BTW, Jacques Dudon apparently independently rediscovered Kornerup's Golden tuning a few years ago. I just got a copy of a new CD of his in which he presents his optoacoustic instrument,the "Photophone," which might be described as an optical siren in that rotating patterned disks interrupt light beams to generate sound via photodiodes . The music is rather ethereal and Near Eastern in flavor. Dudon composes with 11 and 13 limit JI tetrachordal scales, gamelanish scales, etc. (The JIN or FPM may carry it, otherwise one would have to write Dudon in France.

I might add that Golden tuning, which is a variety of meantone, is not the only way to use the Golden Ratio (or section) in tuning. In my Xenharmonikon 15 column, "Notes & Comments," I said the following:

"The lead paper is Walter O'Connell's "The Tonality of the Golden Section," written in the 1960's and privately distributed. .... To place golden section (or ratio) tunings in context, several related systems should be mentioned.

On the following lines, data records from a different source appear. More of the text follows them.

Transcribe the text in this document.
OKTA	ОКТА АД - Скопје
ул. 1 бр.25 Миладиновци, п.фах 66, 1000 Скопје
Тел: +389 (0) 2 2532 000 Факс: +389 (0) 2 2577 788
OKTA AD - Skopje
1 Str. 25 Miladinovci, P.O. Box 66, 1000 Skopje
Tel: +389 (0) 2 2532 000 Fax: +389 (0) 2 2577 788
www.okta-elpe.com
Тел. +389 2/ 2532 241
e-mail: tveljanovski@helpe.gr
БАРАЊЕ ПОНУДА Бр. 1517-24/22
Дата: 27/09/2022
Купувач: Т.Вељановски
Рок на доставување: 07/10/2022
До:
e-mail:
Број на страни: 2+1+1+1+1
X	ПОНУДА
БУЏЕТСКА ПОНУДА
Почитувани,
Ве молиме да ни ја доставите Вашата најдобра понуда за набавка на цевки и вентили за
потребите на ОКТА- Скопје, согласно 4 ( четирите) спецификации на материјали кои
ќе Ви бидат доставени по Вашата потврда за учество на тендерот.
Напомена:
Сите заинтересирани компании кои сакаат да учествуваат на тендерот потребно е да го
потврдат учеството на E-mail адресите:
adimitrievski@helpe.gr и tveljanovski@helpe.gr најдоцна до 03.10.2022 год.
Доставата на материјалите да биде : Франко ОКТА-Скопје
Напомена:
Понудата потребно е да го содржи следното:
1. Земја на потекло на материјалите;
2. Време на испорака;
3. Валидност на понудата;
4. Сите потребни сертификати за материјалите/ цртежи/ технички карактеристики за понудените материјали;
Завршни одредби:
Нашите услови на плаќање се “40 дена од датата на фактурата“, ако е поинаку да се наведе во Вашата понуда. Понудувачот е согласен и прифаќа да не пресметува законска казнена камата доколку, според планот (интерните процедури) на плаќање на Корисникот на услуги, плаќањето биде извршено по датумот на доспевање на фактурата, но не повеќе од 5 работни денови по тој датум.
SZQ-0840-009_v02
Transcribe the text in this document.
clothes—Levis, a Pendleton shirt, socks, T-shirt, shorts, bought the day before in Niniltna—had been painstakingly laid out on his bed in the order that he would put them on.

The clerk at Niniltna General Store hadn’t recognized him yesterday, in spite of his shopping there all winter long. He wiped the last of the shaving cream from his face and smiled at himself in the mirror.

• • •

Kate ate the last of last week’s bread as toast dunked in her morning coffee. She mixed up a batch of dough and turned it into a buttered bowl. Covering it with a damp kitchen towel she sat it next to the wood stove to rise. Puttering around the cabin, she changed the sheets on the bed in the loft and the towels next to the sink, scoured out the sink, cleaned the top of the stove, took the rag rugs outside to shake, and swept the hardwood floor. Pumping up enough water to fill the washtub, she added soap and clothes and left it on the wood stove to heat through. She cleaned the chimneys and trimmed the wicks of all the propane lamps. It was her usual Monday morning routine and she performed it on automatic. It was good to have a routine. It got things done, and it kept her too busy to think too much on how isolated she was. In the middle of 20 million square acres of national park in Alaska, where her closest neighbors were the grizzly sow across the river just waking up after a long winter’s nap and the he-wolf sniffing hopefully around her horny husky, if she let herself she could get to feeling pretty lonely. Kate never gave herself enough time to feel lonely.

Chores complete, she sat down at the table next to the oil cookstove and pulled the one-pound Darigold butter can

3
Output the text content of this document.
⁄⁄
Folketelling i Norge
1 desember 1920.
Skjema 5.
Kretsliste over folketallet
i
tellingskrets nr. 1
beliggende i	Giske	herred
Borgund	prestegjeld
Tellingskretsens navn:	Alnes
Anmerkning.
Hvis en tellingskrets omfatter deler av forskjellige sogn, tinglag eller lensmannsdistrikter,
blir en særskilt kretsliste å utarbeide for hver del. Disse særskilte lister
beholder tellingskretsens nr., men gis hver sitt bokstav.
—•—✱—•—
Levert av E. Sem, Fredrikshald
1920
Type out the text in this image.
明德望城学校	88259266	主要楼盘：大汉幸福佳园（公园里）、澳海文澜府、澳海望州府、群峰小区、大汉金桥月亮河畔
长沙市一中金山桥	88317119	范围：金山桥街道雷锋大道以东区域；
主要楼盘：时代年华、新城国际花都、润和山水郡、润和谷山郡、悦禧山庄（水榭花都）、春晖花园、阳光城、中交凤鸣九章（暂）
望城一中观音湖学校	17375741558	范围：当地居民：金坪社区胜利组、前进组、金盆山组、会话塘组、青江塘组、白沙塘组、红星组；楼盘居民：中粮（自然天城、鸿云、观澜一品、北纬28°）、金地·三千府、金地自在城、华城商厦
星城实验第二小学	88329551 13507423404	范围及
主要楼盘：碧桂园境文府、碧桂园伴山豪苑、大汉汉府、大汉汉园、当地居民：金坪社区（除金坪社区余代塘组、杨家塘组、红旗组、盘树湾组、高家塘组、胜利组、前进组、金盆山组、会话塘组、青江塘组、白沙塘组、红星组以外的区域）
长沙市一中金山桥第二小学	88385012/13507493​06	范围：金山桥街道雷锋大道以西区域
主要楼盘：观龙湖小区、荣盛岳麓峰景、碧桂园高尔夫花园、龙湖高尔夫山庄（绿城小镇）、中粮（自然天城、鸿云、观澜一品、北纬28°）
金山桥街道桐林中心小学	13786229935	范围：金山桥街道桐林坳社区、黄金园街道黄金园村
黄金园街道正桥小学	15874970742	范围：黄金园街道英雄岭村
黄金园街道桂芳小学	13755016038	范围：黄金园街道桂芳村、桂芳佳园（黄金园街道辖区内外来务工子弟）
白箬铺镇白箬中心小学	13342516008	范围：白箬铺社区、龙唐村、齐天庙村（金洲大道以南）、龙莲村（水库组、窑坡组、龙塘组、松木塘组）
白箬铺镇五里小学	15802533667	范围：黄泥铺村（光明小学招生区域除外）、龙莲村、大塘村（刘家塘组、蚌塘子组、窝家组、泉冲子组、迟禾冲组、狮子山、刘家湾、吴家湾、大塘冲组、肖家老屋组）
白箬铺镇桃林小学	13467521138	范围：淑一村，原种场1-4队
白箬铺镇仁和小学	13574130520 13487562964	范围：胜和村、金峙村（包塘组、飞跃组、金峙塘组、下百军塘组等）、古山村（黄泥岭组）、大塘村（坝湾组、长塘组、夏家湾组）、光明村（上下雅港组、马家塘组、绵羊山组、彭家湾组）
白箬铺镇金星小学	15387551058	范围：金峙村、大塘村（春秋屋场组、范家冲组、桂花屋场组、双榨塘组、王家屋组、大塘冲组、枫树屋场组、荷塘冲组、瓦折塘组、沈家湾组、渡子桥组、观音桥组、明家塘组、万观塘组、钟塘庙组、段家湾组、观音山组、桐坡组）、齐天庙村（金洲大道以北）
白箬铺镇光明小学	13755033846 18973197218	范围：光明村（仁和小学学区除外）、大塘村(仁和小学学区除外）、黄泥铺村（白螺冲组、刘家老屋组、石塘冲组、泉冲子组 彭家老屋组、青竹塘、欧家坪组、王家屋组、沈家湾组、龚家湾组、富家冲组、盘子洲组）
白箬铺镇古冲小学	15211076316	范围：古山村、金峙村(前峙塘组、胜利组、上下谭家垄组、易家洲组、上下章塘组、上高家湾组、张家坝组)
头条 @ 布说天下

The first is David E. Schroer's "aureotonality" of which little is known except what appeared in Herbert A. Deutsch 's "Report on a Seminar in Electronic Music Composition," presented at the 17th Annual Meeting, Audio Engineering Society, October 11-15, 1965. It is described as being based on the second and third order difference tones of two pitches related by the the golden section and that it might be possible to realize it by FM techniques. .... Secondly, Ervin Wilson recently reminded me of a brief paper by Lorne Temes entitled "Golden Tones?," which was privately distributed in 1970. Temes, then a student in Toronto, proposed a 5-tone scale cycling at Phi. The notes are 1/1 f3/(f2+1) 2/f f2/2 (f2+1)/f2 f (1.0 1.169I, 1.236I 1.309I, 1.382I, 1.618I). He also suggested that f3/(f2+1) might serve as the dominant."
John Chowning's "STRIA," is based on the 9th root of phi, as has been mentioned previously on the list.